Most of all, though, its just hard to get people to take an affirmative action. Any action. A class-action attorney I spoke with said, "Even when plaintiffs win a cash settlement, say, $300 or $400, and we send a letter out to them telling them to respond back in order to get their money, were lucky if a third of them respond. We tell them, Its free money. Its yours. Just write us back. The return rate is still very low."
So why doesnt Wexler just drop the Madison suit? Good question. Of all the attorneys I contacted he is the only one not to return my call. One class-action specialist not familiar with the case posited that Wexler might be between a rock and a hard place. If it drops the case it leaves itself open to a potential malpractice suit by one of its own clients if, all evidence to the contrary and by some quirk of fate, someone really did get sick at Madison.
In other wordsthe theory goeswhile Wexler attorney Ed Wallace may know full well that the case in Madison is bogus, he cant stop the suit for fear that there might really be a damaged litigant that he doesnt know about.
But this is just speculation, and Id be happy to print without comment Wallaces explanation for why the suit remains in place if hed like to share that with our readers.
What ought our response to be, as a community invested in an avocation we all covet and wish to protect? I would like to send a strong signal to Wexler and to other law firms that using triathlon as a vehicle to enrich themselves is not tolerable. Perhaps if this suit is dismissed with prejudice at a summary judgment hearing the judge will sanction Wexler for bringing a groundless claim. But that isnt likely. It is extremely hard to get sanctions in Illinois, Im told, even though its hard for me to imagine a more groundless suit than this.
There is another potential solution, available only because Wexler got what it asked for. Now that the class has been granted, there are several hundred litigants. The case belongs ultimately to them, not to Wexler. The litigants have legal standing and can petition the court regarding the quality of their legal defense. This tactic is called an "intervention." Any plaintiff can intervene through his or her attorney to have alternative legal representation.
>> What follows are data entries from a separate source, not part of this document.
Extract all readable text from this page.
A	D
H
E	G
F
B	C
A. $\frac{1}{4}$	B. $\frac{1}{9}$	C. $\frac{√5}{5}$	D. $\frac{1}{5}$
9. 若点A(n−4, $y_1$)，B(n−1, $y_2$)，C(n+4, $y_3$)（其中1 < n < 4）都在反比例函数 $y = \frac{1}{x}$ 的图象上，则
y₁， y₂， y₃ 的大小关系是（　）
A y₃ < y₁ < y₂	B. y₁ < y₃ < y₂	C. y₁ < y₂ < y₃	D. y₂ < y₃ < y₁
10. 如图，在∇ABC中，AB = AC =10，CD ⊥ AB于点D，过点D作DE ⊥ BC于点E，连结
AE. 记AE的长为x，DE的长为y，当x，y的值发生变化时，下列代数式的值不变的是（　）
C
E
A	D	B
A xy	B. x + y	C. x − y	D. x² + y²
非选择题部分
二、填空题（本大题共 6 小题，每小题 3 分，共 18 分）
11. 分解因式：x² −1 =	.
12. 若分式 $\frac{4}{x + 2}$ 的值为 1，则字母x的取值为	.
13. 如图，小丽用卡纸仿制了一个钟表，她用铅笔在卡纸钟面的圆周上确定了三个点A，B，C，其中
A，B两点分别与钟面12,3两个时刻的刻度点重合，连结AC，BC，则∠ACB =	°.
While such an intervention from several dozen to several hundred class members wouldnt remove Wexler as the attorney for the remainder of the class, such a move can wield might. For example, if these plaintiffs offered compelling evidence that no one got sick, the judge might decertify the class, and that would essentially kill Wexlers suit. A person could still feel free to bring a suit but only on an individual basis.
The several class-action attorneys I spoke with were split as to whether this is a viable tactic, and considerable doubt was expressed as to whether it would yield a procedural victory. They all admitted, however, that it would have a powerful message before the judge. One also suggested that Wexler might secretly welcome any tactic that would elegantly get it out of the Madison lawsuit.
If you were a participant in the Madison race, you have three good options as I see it:
1. Be honest with yourself and determine that yes, you really were damaged at that event and that our governing body ought to be held liable.
2. Take the affirmative action to opt out of this suit.
3. Take a more affirmative action and join with others in finding an attorney wholl intervene on your behalf before the judge.
Is doing nothing a viable option? Unfortunately for you, doing nothingif you raced the Madison race and havent yet opted outmeans you are bringing suit in a case in which you were not harmed. I hope youll do something about that, for the sake of all of us who still want bodies of water to race in, and to pay entry fees that do not reflect markedly higher insurance premiums.